El cuerpo fue inhumado ahí mismo, y las pertenencias fueron recogidas por las autoridades locales. Un día un policía rural llega en busca de unos ladrones de ganado, y después de capturarlos, los locales deciden regalarle el fatídico tranchete para que se lo lleve de la región de una vez.
A la mañana siguiente marcada para la salida del policía foráneo, de manera macabra se encontró acostado en un camastro atravesado por el tranchete de satanás.
El miedo comenzó a propagarse por la región, incluso algunos iban a ver el objeto maldito solo por curiosidad.  Se creía que cualquiera que intentara llevárselo terminaría muerto por el arma, y así fue como cobro otras tres víctimas.
Hasta que un día llego un sacerdote que venía a caballo desde San Luis Gonzaga, supo de la historia y la considero absurda, y después de un ligero regaño a los pobladores, ofreció llevarse el objeto maldito.

Ya no se supo nada del sacerdote, por lo que se asumió que no le había pasado nada, y la tranquilidad llego a la región, y la leyenda del Tranchete de Satanás cada día se va quedando en el olvido.

¿Poderosas palabras? ¿Sugestión?

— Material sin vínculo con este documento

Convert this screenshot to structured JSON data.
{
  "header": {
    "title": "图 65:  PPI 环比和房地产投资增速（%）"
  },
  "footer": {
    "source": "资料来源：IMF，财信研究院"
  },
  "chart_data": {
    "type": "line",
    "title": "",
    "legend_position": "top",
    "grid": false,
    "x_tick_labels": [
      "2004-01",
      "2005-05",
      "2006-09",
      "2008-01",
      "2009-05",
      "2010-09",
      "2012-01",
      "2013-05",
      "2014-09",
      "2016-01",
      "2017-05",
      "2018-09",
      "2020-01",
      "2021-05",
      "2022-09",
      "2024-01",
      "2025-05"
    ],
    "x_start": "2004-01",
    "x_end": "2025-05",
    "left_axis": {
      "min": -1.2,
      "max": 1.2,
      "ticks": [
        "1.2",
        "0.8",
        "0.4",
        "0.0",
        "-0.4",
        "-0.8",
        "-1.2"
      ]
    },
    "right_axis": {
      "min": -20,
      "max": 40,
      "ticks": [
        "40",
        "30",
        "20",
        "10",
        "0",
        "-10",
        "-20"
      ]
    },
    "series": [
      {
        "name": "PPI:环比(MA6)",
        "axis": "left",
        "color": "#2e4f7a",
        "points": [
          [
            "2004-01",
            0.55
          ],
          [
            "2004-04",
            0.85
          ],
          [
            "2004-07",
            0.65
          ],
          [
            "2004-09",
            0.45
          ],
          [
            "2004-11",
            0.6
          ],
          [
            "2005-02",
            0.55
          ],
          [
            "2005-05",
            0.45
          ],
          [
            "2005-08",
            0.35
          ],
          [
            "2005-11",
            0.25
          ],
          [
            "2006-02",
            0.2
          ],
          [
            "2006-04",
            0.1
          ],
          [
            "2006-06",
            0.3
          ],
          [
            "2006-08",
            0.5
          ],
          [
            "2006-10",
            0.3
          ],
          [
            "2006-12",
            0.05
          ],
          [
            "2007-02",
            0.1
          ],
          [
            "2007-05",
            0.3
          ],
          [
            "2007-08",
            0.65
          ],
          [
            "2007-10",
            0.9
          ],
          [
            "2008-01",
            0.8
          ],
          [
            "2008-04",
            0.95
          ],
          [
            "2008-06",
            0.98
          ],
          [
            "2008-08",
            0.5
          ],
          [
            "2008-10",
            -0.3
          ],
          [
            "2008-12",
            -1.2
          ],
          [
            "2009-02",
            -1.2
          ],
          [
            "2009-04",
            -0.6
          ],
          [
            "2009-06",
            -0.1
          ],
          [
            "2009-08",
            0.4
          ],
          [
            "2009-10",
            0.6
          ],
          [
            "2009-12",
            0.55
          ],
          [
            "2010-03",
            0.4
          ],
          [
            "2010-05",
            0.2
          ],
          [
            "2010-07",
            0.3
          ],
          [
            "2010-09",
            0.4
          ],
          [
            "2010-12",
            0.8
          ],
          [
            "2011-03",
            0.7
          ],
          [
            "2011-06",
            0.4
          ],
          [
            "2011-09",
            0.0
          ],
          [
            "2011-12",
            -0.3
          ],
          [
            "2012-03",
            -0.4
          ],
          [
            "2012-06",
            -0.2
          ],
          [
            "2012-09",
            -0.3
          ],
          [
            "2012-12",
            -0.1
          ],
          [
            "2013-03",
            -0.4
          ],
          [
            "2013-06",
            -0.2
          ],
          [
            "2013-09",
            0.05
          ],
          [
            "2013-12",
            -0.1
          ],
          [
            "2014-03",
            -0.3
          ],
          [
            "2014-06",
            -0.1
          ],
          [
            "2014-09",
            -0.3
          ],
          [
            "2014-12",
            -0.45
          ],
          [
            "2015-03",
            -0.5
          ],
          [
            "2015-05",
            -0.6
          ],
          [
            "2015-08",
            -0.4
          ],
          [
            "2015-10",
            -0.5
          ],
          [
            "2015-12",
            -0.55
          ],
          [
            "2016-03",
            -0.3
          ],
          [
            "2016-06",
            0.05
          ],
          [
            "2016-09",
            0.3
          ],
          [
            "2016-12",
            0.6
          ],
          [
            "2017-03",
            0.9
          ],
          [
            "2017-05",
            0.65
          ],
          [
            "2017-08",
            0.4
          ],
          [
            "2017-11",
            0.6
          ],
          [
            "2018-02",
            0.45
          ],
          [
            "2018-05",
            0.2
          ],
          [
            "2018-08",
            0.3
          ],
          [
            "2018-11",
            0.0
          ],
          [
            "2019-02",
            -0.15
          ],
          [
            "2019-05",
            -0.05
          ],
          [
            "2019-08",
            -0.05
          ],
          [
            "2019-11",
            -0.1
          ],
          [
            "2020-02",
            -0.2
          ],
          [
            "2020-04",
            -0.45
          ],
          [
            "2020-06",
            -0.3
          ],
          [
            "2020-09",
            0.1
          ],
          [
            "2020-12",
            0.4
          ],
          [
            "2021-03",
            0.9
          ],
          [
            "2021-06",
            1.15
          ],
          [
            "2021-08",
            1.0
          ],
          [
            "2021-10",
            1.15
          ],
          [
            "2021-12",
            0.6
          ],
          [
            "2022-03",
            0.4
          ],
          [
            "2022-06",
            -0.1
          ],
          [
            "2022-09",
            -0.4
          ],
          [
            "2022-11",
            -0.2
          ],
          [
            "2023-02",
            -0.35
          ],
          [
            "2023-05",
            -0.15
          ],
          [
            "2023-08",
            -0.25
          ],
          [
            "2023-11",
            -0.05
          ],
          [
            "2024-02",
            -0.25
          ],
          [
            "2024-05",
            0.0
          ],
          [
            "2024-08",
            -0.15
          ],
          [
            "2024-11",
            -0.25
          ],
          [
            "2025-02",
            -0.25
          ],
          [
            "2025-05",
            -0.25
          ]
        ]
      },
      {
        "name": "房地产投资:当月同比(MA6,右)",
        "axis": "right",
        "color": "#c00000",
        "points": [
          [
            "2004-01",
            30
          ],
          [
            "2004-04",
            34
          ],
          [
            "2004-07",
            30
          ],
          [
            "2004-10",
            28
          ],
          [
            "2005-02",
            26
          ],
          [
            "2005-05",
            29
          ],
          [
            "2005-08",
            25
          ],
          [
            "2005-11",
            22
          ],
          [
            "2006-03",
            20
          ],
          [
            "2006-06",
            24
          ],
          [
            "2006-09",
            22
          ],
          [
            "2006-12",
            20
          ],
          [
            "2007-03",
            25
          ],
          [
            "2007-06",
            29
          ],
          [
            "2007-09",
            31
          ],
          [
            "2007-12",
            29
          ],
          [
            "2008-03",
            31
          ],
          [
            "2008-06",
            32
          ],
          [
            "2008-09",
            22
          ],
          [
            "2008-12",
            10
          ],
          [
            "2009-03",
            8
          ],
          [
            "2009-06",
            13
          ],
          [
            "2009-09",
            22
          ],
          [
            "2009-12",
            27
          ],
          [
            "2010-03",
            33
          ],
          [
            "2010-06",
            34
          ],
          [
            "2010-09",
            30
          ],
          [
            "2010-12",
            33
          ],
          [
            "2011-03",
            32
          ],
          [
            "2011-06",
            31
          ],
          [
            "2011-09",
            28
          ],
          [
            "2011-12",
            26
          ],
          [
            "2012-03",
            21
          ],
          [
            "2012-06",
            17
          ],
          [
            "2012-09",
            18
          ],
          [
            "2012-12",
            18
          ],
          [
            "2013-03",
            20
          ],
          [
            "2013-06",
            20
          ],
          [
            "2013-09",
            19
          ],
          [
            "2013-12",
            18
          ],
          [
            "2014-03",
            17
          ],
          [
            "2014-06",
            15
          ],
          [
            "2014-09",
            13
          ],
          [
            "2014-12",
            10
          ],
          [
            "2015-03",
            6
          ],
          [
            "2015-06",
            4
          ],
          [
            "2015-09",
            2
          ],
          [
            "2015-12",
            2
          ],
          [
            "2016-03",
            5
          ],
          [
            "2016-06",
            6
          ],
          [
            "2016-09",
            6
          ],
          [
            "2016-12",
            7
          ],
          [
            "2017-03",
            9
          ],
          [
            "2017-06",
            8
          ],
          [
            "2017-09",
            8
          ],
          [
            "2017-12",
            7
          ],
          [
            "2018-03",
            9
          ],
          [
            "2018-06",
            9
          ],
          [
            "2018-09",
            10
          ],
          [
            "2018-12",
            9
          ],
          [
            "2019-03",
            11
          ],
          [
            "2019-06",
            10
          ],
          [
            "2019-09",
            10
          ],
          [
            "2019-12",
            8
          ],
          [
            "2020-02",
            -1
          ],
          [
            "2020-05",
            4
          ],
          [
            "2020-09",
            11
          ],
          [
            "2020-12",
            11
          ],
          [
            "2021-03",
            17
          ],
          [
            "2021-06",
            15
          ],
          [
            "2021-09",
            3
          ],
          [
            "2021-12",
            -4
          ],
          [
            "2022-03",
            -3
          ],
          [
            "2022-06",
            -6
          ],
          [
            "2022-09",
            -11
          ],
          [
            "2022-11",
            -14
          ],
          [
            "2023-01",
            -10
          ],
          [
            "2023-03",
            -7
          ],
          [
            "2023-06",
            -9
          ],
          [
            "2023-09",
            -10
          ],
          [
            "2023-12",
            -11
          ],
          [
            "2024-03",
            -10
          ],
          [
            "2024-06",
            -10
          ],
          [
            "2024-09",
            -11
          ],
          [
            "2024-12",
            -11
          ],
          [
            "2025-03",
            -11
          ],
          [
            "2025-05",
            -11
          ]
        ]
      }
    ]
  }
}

O ¿maldición verdadera?

Existen muchas explicaciones para esta interesante leyenda, pero si nos vamos al aspecto sobrenatural, lo más probable que no se haya tratado de un evento azaroso las palabras escritas en el arma, hay que recordar que en los ranchos, siempre existían “Diableros” como se le denominaban aquellos que pedían favores al señor oscuro, y que en ocasiones afirmaban recibir muchos beneficios de él, no sería extraño pensar que la persona que forjo el Tranchete lo haya hecho en un sentido ceremonial, y por eso su esencia macabra.

No podemos seguirle más la pista a esta leyenda, debido a que el tiempo ha borrado el lugar donde se dio, pero algo que nos enseña esta leyenda es “Las armas solo traen desgracias.”

 

Fuente: Periódico Ultimas Noticias del año 1983
Hemeroteca del Archivo Histórico Pablo L. Martínez.